COLUMN

農楽蔵

北海道北斗市文月地区 。
「峩朗(がろう)鉱山」を背に函館市街を見下ろす斜面の上に、農楽蔵の自社農園は広がっている。

路面電車が横断する、趣のある港町だ。

「最近は治ったのですが、謂わば「斜面を見ると葡萄を植えたくなっちゃう病」に罹っていました。
葡萄を栽培する場所を長い間探していたので、癖になってしまって。」

何万人にひとりが罹る奇病なのかは知らないが、筆者が知る限りにおいては、はじめての症例だ。前代未聞の病魔に侵されながらも心を燃やし続けたその情熱は計り知れない。
ブルゴーニュでワインの醸造栽培学を修めた後、山梨県でワイン造りに携わっていた佐々木賢さんは、日本各地を回りながら、自分が求める条件を満たす土地を探していた。

「僕の場合、もともとはシャルドネが自分の好みのスペックになりそうなところを探していて、7-8年のあいだ日本中を訪ねて回りました。 当時は、フランス留学を終えた後で、山梨のワイナリーで働いていたのですが、そこからまたフランスに戻ったりして。そのあとに、北海道のニセコにきて、月に一回ほどのペースで実際に函館を訪れていました。」


言うまでもない。
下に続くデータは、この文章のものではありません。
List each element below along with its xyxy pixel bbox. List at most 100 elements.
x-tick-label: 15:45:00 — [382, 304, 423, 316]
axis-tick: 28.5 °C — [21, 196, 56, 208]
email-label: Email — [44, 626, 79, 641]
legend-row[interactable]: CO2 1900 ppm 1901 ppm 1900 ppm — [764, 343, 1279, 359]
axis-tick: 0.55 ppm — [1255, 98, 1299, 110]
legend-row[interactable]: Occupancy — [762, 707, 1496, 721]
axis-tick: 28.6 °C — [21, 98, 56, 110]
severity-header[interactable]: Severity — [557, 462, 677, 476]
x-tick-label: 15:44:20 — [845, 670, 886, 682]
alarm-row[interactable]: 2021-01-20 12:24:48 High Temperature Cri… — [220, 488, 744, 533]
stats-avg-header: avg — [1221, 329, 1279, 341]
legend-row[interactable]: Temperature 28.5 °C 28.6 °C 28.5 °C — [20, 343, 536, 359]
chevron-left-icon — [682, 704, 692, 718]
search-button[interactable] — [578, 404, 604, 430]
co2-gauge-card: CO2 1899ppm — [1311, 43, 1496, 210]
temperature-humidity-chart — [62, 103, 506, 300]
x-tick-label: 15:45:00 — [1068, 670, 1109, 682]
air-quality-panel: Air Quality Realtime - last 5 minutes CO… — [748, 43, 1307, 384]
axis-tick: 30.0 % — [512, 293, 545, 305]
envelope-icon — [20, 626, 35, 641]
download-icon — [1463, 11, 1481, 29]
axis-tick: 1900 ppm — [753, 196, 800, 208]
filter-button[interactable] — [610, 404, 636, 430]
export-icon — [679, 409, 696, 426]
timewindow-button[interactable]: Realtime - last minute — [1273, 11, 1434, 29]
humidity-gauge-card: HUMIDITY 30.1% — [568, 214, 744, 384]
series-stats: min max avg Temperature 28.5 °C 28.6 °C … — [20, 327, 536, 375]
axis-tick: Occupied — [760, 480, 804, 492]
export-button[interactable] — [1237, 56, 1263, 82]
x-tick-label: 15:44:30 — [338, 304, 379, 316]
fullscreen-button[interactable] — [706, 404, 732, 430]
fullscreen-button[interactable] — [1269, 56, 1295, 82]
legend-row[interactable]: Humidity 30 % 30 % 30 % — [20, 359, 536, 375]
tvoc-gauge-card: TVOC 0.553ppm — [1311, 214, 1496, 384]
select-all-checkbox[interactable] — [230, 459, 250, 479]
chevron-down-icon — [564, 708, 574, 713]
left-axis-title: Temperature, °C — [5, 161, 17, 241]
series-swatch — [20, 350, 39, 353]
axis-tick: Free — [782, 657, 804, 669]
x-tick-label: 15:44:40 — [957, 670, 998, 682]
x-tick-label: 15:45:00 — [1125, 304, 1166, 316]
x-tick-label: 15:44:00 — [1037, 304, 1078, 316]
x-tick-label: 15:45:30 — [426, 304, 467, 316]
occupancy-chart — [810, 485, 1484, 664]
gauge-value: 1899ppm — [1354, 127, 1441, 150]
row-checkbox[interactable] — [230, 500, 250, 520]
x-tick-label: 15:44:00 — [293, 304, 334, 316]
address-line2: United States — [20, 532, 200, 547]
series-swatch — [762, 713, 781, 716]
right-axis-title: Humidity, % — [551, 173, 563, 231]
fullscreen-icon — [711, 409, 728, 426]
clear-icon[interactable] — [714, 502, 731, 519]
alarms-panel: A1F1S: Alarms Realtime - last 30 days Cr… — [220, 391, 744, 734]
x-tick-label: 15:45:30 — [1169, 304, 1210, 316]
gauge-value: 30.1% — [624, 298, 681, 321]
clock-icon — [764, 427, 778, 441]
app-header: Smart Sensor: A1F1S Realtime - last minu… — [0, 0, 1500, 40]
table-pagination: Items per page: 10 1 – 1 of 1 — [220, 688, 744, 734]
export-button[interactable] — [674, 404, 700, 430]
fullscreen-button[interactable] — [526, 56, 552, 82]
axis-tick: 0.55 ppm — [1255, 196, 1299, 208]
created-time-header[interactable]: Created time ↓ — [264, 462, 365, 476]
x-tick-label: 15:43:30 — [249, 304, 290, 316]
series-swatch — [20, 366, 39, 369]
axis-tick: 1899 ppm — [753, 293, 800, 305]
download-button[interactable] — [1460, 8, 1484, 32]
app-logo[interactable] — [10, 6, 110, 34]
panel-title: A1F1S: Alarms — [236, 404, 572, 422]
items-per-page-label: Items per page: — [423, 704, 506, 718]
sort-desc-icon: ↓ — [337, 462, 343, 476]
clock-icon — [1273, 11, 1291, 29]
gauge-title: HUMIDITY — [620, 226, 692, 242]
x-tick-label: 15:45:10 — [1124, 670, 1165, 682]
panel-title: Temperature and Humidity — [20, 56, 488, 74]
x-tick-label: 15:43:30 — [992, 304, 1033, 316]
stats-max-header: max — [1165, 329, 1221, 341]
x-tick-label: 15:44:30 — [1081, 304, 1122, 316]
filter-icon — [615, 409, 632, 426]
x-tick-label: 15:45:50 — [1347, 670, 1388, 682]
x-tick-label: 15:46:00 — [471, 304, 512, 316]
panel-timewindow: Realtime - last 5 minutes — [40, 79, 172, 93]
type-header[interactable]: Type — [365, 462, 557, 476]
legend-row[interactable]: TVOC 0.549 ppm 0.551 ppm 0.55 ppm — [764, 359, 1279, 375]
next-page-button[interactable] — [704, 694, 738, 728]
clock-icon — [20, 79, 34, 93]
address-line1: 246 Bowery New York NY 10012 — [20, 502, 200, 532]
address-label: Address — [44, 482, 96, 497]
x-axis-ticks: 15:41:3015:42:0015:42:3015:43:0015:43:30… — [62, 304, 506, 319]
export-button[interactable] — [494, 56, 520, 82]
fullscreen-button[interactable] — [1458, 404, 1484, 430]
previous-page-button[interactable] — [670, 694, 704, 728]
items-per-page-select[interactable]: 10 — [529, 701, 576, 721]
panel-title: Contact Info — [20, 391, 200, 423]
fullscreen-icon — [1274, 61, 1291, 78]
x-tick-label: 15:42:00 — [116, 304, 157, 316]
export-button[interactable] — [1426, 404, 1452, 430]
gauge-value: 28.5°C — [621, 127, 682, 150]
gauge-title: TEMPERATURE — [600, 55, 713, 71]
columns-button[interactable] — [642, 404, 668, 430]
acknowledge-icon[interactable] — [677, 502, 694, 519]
北海道は大きい。
同じ北海道のうちにあっても、各都市は途方もない空間を隔てている。
札幌と旭川なんて、六本木と新宿くらいの距離感でしょ。なんて都内在住者のくるった縮尺は一切通用しない。
実際に農楽蔵が位置する函館と、北海道のワイン産地として注目を集めている余市や岩見沢の間には、200㎞以上の距離がある。
東京からであれば静岡まで到達してしまう距離だ。県をまたぐどころの話ではなく、違う地方といえる隔絶がある。
同じ自治体区分であることが不自然なくらいだ。
だから、まずそのギャップを考慮に入れなければならない。
東京に富士山はないし、静岡に愛宕の出世坂はない。つまるところ、余市などとは対照的に、函館近郊には葡萄栽培の歴史はない。